Life

Meet the artist hand-stitching miniature pieces with maximal impact

Caren Garfen creates poignant works of embroidery that memorialise Jewish victims of the Holocaust – and modern day antisemitism

June 3, 2026 11:16
Image 1 Selection, detail, 2020 - 2026. Caren Garfen.jpg
Selection, 2020-2026. Caren Garfen.
4 min read

Caren Garfen might use miniature materials in her artwork, but don't let that fool you: the impact is full-sized.

Because Garfen, a London-based artist with a penchant for hand-stitching, has spent much of the last decade applying her previous experience in miniature doll house embroidery to projects that spotlight antisemitism – from the Holocaust to the present day.
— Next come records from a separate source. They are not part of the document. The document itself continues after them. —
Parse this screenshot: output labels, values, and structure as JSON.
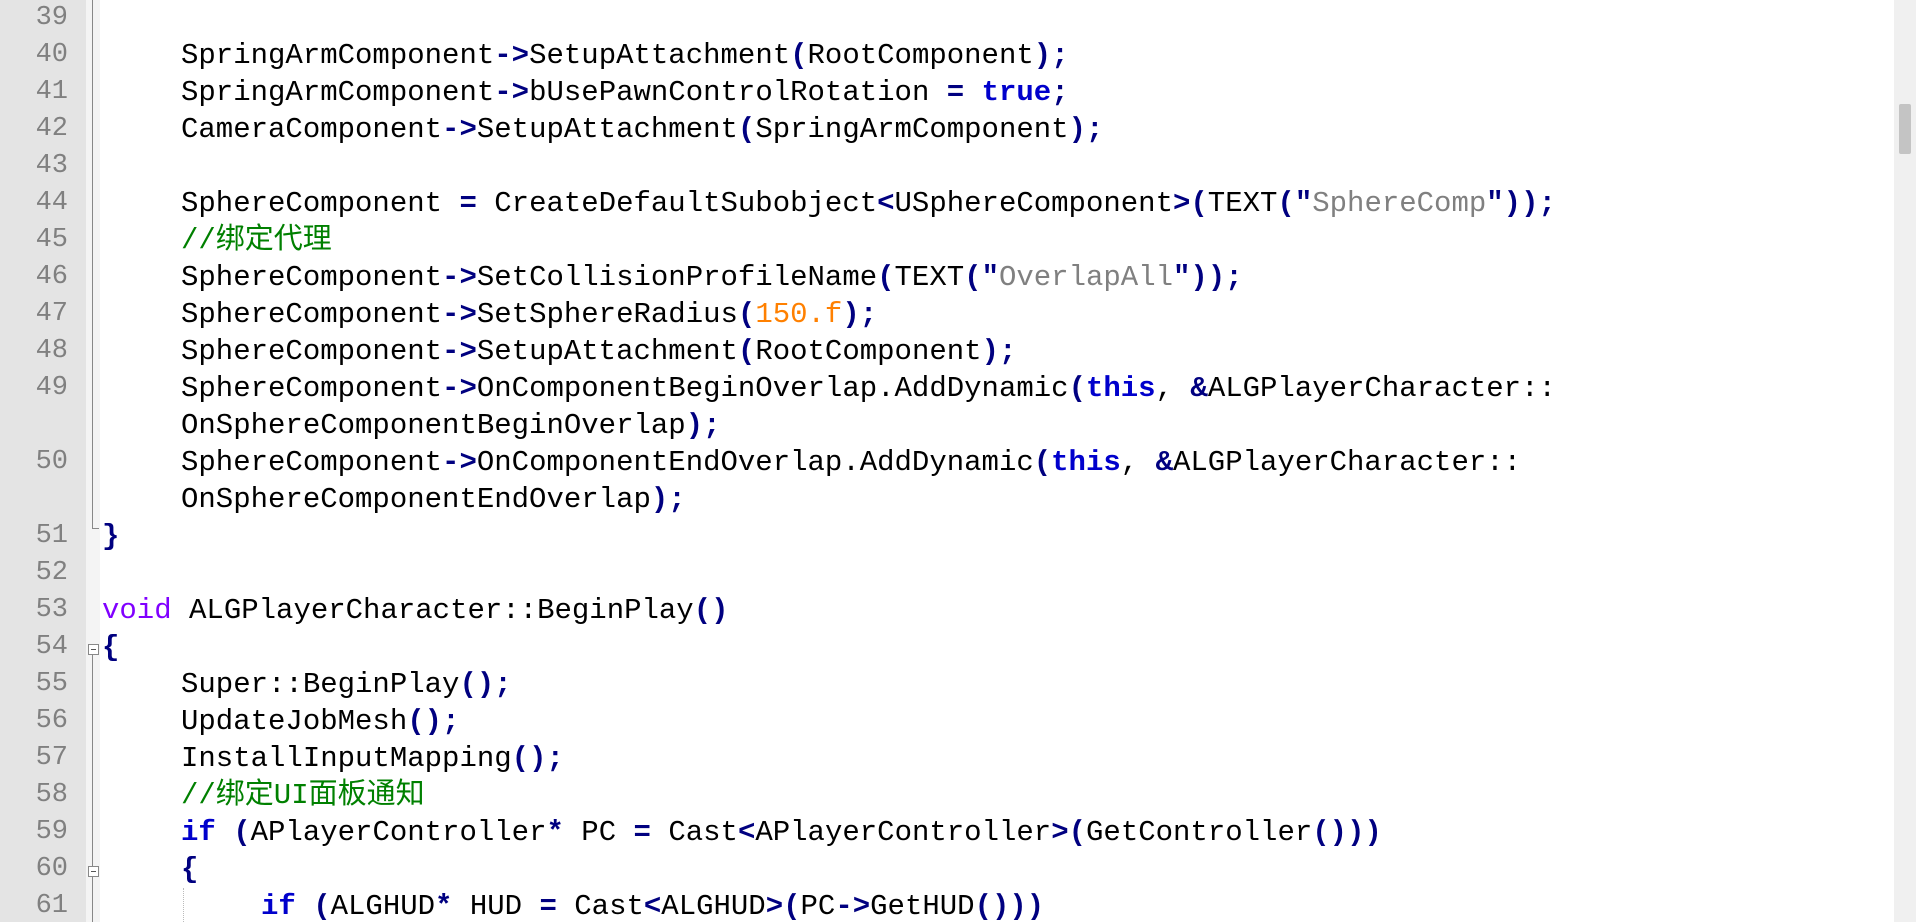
{
  "editor": {
    "lines": [
      {
        "n": "39",
        "text": ""
      },
      {
        "n": "40",
        "text": "SpringArmComponent->SetupAttachment(RootComponent);"
      },
      {
        "n": "41",
        "text": "SpringArmComponent->bUsePawnControlRotation = true;"
      },
      {
        "n": "42",
        "text": "CameraComponent->SetupAttachment(SpringArmComponent);"
      },
      {
        "n": "43",
        "text": ""
      },
      {
        "n": "44",
        "text": "SphereComponent = CreateDefaultSubobject<USphereComponent>(TEXT(\"SphereComp\"));"
      },
      {
        "n": "45",
        "text": "//绑定代理"
      },
      {
        "n": "46",
        "text": "SphereComponent->SetCollisionProfileName(TEXT(\"OverlapAll\"));"
      },
      {
        "n": "47",
        "text": "SphereComponent->SetSphereRadius(150.f);"
      },
      {
        "n": "48",
        "text": "SphereComponent->SetupAttachment(RootComponent);"
      },
      {
        "n": "49",
        "text": "SphereComponent->OnComponentBeginOverlap.AddDynamic(this, &ALGPlayerCharacter::"
      },
      {
        "n": "",
        "text": "OnSphereComponentBeginOverlap);"
      },
      {
        "n": "50",
        "text": "SphereComponent->OnComponentEndOverlap.AddDynamic(this, &ALGPlayerCharacter::"
      },
      {
        "n": "",
        "text": "OnSphereComponentEndOverlap);"
      },
      {
        "n": "51",
        "text": "}"
      },
      {
        "n": "52",
        "text": ""
      },
      {
        "n": "53",
        "text": "void ALGPlayerCharacter::BeginPlay()"
      },
      {
        "n": "54",
        "text": "{"
      },
      {
        "n": "55",
        "text": "Super::BeginPlay();"
      },
      {
        "n": "56",
        "text": "UpdateJobMesh();"
      },
      {
        "n": "57",
        "text": "InstallInputMapping();"
      },
      {
        "n": "58",
        "text": "//绑定UI面板通知"
      },
      {
        "n": "59",
        "text": "if (APlayerController* PC = Cast<APlayerController>(GetController()))"
      },
      {
        "n": "60",
        "text": "{"
      },
      {
        "n": "61",
        "text": "if (ALGHUD* HUD = Cast<ALGHUD>(PC->GetHUD()))"
      }
    ]
  }
}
“I just became very aware that things aren't how they should be - I could see this rise in antisemitism,” Garfen said. “And I decided I needed to make artwork about it.”
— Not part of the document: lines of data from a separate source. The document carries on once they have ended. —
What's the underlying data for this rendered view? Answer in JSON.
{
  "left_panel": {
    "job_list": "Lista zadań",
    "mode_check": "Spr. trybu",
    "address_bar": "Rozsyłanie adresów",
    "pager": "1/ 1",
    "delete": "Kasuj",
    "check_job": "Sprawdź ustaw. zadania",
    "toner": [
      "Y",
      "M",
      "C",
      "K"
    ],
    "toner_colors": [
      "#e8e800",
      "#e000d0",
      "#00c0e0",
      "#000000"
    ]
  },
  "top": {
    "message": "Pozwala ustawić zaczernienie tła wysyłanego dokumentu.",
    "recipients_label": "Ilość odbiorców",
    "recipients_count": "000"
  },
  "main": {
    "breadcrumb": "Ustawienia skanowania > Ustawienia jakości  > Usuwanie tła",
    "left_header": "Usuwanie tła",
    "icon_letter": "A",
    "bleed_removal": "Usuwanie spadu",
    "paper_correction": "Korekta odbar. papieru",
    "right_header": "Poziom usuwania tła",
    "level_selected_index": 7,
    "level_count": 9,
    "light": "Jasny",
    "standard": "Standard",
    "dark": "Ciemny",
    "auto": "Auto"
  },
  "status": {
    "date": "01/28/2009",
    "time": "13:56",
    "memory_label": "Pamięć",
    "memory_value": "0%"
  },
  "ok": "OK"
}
In 2019, she started creating pieces of embroidery that memorialised victims of the Holocaust. Selection, a project Garfen has been working on continuously over the past six years, features miniature framed photos of Holocaust victims alongside vintage ophthalmic lenses with the victims’ names hand-stitched inside, and its three installations - Selection I, II and III – have been shown in exhibitions from Australia to the UK.